After a 27 years, I think I'm 'cured'.
I just wanted to post (under throwaway) because today I walked into the bathroom and it was empty except for my boss at one of two urinals with no divider. In the past this situation would have been impossible for me because for me it's much worse if it's near someone you know that might chat with you, not to mention worrying about someone you know noticing you are just standing there. But I was able to just walk up to the other urinal and pee, and he did chat with me briefly as he finished and washed his hands. I did have airpods in, which probably helped. I don't know, I'm not going to say the pee-shyness will never happen again, I don't think you are every completely 'cured' of it. I mean if I had to be drug tested or something and I had an officer looking angrily over my shoulder I think I would definitely freeze up. But I'm 27 years old, and the past couple years have honestly been the first that I feel like I'm just living my life normally, without worrying about if I would be able to go to the bathroom. I know I can do it, because I've done it successfully enough times, now. I didn't realize how much it actually sucked having that anxiety, (and shame, from failing) all the time.
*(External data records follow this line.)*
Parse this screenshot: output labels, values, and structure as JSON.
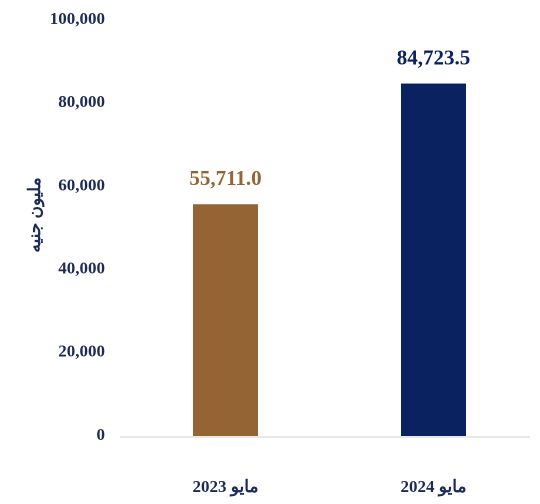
{
  "chart_data": {
    "type": "bar",
    "y_label": "مليون جنيه",
    "categories": [
      "مايو 2023",
      "مايو 2024"
    ],
    "values": [
      55711.0,
      84723.5
    ],
    "value_labels": [
      "55,711.0",
      "84,723.5"
    ],
    "colors": [
      "#946434",
      "#0b2260"
    ],
    "ylim": [
      0,
      100000
    ],
    "yticks": [
      0,
      {
        "value": 20000,
        "label": "20,000"
      },
      {
        "value": 40000,
        "label": "40,000"
      },
      {
        "value": 60000,
        "label": "60,000"
      },
      {
        "value": 80000,
        "label": "80,000"
      },
      {
        "value": 100000,
        "label": "100,000"
      }
    ],
    "grid": false
  }
}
In the past few years I've succesfully done: airport, crowded bar with line behind (being super drunk is a cheat code though), rest rooms at tourist attractions, peeing outside (unusual locations were impossible for me), and now next to someone I know.
I know it sounds kinda.... weird, I guess but I'm sort of excited to go and pee in random restrooms, which I know is kind of gross. But I used to be on a long car ride and pull into one of those highway rest areas and just be walking toward the bathroom hoping none of the other guys I saw were headed that way at the same time. Which when you think about it is kind of just a crazy thing to be worried about. It just feels freeing to be on the other side of it.
I've literally been working on this for my whole life, it wasn't until my 20s that I started getting a little better, and could usually go at a urinal if the bathroom was empty, but even then sometimes not because I'd have anxiety about someone coming in before I was able to get it started, and so the cycle of anxiety would go.
So yeah, I hope this ends up helping someone instead of sounding like bragging. I just wanted to say you CAN do it, it is possible. Just keep working on it, keep trying, don't give up. Just ride your successes. When you walk into the bathroom think about the last time you did succeed, and realize that it means that you can do it this time, too. The only reason I was able to get better is because I just kept attempting it even though countless times I wouldn't be able to.